Parking of the World
Oui. Muse. Au fond d’un parking. Sur une scène tellement exiguë qu’elle doit leur rappeler leurs premiers jams de lycéens, dans une cave de Teignmouth. Mais même dans ces conditions, Muse fout le feu. Sans ballon, avec des lights minimalistes et un set édulcoré à l’extrême, Muse réussit quand même à conquérir les 900 personnes présentes. Guitare au poing. L’ambiance est bonne dès le début pendant que les Anglais attaquent Hysteria. New Born et sa transition folle du piano à la guitare réveillent tout le monde. TSP entretient la flamme. Chris Wolstenholme chante de plus en plus, partageant le refrain avec Bellamy. Après un Butterflies and Hurricanes dont le solo dingue au piano commence franchement à provoquer des mouvements de foule, Time Is Running Out enfonce le clou et Stockholm Syndrome vient clore prématurément le set alors qu’on commençait seulement à s’amuser. J’en ai même vu sauter sur place. Les gens en redemandent comme ce gamin sur les épaules de son père qui fait de grands signes. Muse salue, le public répond par une bardée de bras en l’air. On ne le sait pas encore, mais cette 9e date de Muse sur le Curiosa Festival était la dernière. Le lendemain, Chris se cassera le poignet et le combo devra rentrer prématurément à Londres.
Vin blanc, costards noirs
De toutes les formations présentes au Curiosa, Interpol est celle qui montre les plus évidentes influences curesques. Dans l’atmosphère qu’ils dégagent, surtout. Les New-Yorkais, costard-cravate et vin blanc à la main, nous trimbalent du malaise dépressif de NYC à celui plus oppressant de Roland ou de Say Hello to the Angels, taillés dans l’urgence.

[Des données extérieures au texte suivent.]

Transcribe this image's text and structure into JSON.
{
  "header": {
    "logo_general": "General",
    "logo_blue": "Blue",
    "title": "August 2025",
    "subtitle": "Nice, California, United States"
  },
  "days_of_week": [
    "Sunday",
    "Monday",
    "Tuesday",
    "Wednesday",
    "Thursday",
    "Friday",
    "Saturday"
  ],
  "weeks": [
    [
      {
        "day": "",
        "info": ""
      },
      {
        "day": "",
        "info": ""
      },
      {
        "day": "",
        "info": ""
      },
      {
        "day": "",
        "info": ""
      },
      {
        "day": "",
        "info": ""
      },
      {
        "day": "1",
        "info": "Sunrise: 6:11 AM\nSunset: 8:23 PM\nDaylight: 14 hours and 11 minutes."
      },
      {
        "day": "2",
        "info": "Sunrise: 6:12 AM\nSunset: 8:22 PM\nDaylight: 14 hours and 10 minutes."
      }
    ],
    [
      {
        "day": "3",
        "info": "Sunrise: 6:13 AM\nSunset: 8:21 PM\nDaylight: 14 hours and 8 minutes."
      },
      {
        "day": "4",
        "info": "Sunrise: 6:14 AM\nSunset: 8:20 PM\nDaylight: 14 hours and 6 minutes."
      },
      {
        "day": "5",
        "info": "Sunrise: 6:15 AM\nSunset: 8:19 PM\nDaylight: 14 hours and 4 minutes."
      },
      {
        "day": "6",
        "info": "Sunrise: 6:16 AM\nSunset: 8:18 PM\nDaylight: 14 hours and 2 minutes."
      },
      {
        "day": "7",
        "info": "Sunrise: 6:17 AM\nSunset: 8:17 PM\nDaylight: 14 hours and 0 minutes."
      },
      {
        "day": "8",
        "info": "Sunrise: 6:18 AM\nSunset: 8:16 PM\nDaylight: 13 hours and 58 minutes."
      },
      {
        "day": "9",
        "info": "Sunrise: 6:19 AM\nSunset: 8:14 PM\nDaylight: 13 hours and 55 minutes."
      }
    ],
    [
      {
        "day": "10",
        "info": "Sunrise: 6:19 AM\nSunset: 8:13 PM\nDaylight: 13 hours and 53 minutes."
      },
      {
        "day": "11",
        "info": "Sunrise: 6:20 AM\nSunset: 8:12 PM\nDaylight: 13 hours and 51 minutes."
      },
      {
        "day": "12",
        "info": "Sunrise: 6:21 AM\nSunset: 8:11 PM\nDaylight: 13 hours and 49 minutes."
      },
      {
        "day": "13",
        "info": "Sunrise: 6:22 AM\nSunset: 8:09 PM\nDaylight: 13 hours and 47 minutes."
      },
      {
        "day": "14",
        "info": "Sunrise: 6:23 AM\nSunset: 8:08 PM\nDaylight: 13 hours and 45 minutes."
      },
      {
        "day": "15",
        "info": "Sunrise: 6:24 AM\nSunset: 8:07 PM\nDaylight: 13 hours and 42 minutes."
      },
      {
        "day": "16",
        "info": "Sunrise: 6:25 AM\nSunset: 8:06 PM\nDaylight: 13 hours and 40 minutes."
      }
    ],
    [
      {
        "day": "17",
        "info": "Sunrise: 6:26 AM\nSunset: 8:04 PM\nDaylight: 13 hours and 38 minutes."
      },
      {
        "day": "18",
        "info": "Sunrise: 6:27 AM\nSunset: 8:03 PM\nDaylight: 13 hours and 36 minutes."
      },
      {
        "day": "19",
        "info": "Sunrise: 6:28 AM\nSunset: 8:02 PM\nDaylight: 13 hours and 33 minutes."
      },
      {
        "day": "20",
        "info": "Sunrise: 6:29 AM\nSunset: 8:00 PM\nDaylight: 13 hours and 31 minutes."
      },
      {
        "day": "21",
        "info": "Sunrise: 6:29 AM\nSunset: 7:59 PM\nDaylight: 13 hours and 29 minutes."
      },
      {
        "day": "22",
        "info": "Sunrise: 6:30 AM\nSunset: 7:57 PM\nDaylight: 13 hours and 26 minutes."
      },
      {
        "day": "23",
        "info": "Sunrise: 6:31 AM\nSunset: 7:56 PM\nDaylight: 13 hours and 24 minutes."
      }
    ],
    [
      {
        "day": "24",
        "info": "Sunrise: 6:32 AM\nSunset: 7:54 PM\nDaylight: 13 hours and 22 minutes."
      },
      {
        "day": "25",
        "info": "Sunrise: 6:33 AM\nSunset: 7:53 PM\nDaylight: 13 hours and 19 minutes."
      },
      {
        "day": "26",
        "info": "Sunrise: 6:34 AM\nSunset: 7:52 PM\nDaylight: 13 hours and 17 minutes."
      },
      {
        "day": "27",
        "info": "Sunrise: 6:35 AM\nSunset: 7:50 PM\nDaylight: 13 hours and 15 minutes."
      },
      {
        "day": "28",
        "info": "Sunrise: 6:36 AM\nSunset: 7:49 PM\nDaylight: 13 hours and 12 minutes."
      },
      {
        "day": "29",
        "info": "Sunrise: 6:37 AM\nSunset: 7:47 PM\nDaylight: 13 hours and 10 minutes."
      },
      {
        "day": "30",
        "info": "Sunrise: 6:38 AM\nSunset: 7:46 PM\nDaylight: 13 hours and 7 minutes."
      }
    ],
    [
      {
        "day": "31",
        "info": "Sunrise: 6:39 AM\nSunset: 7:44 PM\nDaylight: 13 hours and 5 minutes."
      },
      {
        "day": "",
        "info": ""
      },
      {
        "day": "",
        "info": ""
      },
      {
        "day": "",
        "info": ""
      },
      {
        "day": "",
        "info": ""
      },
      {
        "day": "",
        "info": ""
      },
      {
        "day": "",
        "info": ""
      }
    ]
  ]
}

Paul Banks, les yeux mi-clos la moitié du temps, enrobe de sa voix monocorde le coucher de soleil. Carlos Dengler enchaîne au ralenti les poses rock’n’roll sur sa basse, pendant que Daniel Kessler va de son micro à la batterie voir si Sam Fogarino va bien. Obstacle 1 provoque des rumeurs dans la foule, et Leif Erikson tisse une toile de tristesse dans laquelle l’amphi est pris au piège. Tirées d’Antics, nouvel album à paraître le 27 septembre, Evil, NARC et Slow Hands témoignent de la nouvelle orientation prise par Interpol. La batterie est plus présente, au point de prendre des accents discos. Les riffs restent compulsifs, mais se montrent plus entraînants, et surtout, Banks ose. Sa voix s’envole, l’Interpol nouveau est plus léger et donne l’impression d’avoir beaucoup écouté ce que faisaient Radio 4 et Franz Ferdinand, avant d’enregistrer Antics. L’accueil est chaleureux, Paul Banks remercie dans un souffle, et toujours statique, attaque PDA. En plein milieu, le dernier titre est coupé par un passage au noir salué par la foule: plus un son, scène éteinte, pendant 10 secondes. Un riff retentit, les lumières se rallument, Interpol finit le morceau et s’en va. Ce groupe a un don pour faire des chansons qui s’énervent sans perdre leur flegme. Même leurs notes portent des costards. Et elles boivent du vin blanc. Sûrement.
Hard Cure
The Cure a deux types de public. Les fans hard-core connaissent sur le bout des doigts leur répertoire, jusqu’à la Face B du pressage javanais du single de 1873. Les fans « radiophoniques » s’en tiennent à ce que les ondes leur ont amené jusqu’aux oreilles, sous forme de Love Cats ou autres Close to Me. Ce soir, les hardcore sont pas des masses. Il y en a, bien sûr, tous collés devant la scène, à attendre The Cure comme les bigotes attendent le Pape à Lourdes. Mais ils sont noyés sous le nombre de fans des autres groupes et de touristes. Ça ne les empêche pas de crier très fort quand les lumières s’éteignent. De hurler quand le groupe fait son entrée sur scène, entamant Plainsong. De devenir hystériques quand Robert Smith apparaît à son tour. Une fille lui tend une enveloppe. Il se penche, la saisit, se retourne devant la batterie pour la lire, puis répond d’un clin d’œil complice à sa fan, qui n’est plus qu’un sourire géant. Le frontman revient vers son micro et donne le coup d’envoi d’un set résolument tourné vers l’arrière. À part 5 titres de The Cure – Labyrinth, The End of the World, Before Three, Us or Them et alt.end – tout ce que nous sortent Robert et sa bande est estampillé années 80, The Head on the Door (1985), Pornography (1982) et Disintegration (1989) en tête. La scène passe du vert au rouge, la foule est éclairée par des spots roses qui la tachent en blanc. Derrière, un écran géant fait dans le poético-psychédélique, avec des fourmis vertes, des levers de lune et des paysages montagneux. Robert Smith ne bouge presque pas. La seule activité qu’on puisse voir sur scène vient des mouvements du bassiste Simon Gallup. Pour le reste, rien. Les premiers rangs chantent tout bas et saluent chaque chanson au bout de trois notes. À l’arrière, The End of the World et In Between Days font deux cartons, mais au bout d’une heure, on sent une certaine torpeur gagner la pelouse. J’en vois même un ou deux tourner les talons et quitter le concert.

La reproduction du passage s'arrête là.